How to Divine Poetry

Fiction by Kameron Ray Morton


The handles for the divining rods must be made of cypress wood. Preferably, the cypress knees that emerge from the swamps of Louisiana to suck up air and nutrients and look out at the world. Acquire sugar cane leaves from Jamaica with edges so sharp they can cut skin to carve the wood into the right size and shape. If that is unfeasible, use the spiky edges of cotton boles grown in Pakistan.

For the first rod, dig in the brown dirt of Arkansas for diamonds. Take the impure, uncut rocks to a glass blower in Branson and watch him melt and blow and stretch and bend the diamonds into an L-shape, made so the short end will fit inside your cypress wood handle and the long end will extend out parallel to the earth. For the other rod, go to Pripyat and carve off bits of the Elephant’s Foot. Cover yourself in lead, run your hand over Khodemchuk’s memorial, and break into the reactor room. The air will melt the pieces you’ve collected, but you will need a glass blower from Murano to fashion the rod. Leave him by the reactor and inform his apprentice that she is now the Master.
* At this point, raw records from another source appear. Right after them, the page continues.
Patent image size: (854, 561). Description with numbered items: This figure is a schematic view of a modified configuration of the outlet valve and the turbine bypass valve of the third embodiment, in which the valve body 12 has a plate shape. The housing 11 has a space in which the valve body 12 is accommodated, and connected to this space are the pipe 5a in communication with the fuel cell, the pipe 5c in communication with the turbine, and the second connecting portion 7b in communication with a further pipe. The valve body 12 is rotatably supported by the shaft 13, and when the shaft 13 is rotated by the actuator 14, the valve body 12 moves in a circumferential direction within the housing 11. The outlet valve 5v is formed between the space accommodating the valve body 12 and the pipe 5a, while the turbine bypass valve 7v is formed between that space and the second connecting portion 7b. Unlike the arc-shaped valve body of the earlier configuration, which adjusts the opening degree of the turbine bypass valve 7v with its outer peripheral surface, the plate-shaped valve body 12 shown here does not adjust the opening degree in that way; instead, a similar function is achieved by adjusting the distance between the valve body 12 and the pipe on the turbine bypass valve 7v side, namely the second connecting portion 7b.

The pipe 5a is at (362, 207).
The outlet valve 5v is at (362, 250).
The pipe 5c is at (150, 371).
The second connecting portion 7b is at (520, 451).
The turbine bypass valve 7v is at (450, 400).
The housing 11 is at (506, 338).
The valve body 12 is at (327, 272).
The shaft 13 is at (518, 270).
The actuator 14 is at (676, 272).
Take the pieces to Chiang Mai and go to the night market. Ask a woman from the mountain villages, a baby strapped to her back while she sells carved frogs, to assemble your divining rods. Watch as she carefully fits the melted diamonds and the irradiated corium into their cypress holdings. Next, take the rods to a sauna in Finland. Strip off your clothes and place the rods in your lap until you can no longer sweat. Finally, travel to Ethiopia and pray to Haile Selassie for his blessing. Only then will they work as intended. Otherwise, the divining rods will only find water.